In a time where a dark fog of bland, tasteless, toxic musical sludge clogs the airways and threatens to plug the ears of hapless victims across the world, the devotees of harmonic style desperately search for a hero, a savior which will pull them from the darkness and bring a bit of funk to their lives. Fortunately, they have two. And they wear spacesuits.
With a fate far worse than death menacing their fellow humans, the super-duo behind Monosurround returns with a vengeance, giving mankind not one, but four reasons to hope for a romping future. Their latest scheme comes in the form of a quartet of extravagant (re)works which put their unmistakable theatric approach to music composition boldly on display. Containing three ruthlessly relentless revamps from their own extensive catalogue and an exclusive, previously unleashed metamorphosized rendering of Canadian band ProCon’s hit “Delia”, Monosurround’s high-octane thriller packs all of the explosive action which this blockbuster duo has been counted on to provide.
The feature presentation begins with “Exploring Bulgaria – Monosurround’s Pathfinder Rework” setting an intense, heavy tone, highlighted by haunting vocal chants and a gnashing milieu of patient percussion, chipped effects and ethereal melodies.
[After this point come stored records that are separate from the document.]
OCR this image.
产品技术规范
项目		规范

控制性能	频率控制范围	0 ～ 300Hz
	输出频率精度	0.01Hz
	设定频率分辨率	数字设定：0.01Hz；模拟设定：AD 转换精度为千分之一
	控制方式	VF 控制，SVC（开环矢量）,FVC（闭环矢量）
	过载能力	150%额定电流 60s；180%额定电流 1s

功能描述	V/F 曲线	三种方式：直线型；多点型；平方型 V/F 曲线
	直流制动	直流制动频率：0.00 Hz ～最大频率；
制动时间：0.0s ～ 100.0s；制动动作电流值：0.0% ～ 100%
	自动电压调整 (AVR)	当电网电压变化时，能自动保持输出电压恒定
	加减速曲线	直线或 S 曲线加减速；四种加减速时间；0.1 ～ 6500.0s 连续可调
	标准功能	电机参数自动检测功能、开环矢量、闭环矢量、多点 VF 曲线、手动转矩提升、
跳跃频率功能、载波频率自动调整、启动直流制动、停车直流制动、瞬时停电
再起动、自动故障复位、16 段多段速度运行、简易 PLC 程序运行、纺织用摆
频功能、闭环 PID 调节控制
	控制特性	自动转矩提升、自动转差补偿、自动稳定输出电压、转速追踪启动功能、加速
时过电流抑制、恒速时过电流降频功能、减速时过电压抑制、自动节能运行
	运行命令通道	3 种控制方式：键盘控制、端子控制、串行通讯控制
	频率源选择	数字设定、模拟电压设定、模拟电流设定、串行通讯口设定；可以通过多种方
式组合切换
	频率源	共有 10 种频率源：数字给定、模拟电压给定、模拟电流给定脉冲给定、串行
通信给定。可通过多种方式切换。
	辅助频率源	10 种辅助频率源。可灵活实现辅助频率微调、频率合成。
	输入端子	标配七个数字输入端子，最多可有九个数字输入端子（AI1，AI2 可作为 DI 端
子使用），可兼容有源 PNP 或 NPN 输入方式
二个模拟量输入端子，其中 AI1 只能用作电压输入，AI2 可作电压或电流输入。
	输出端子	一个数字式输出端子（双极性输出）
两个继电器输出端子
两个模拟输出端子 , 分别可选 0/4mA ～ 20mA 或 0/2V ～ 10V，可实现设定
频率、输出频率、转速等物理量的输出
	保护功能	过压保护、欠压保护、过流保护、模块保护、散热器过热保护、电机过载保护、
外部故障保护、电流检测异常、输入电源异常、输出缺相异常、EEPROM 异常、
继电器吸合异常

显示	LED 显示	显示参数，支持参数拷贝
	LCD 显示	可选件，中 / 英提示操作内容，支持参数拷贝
The action hits full throttle in the next act with Monosurround’s Freeway Rework of ProCon’s single “Delia”, a tough-edged vocal number bringing together their trademark panache for pop flare with an unyielding dancefloor character crossing electro-house, techno and trance. The EP rushes through to its thrilling climax with “Granite Eyes – Monosurround’s Voicebox Rework” taking the pilot’s seat, steered by impassioned vocals and rocket-powered with a vigorously explosive fireball of synthetic fury. “Arma Mortal – Monosurround’s Conflict Rework” brings a fitting close to the tempestuous tour de force, with a minimal philharmonic arrangement underlying a Spanish lyrical serenade, eventually giving way to a teasing finale that inevitably begs for a sequel.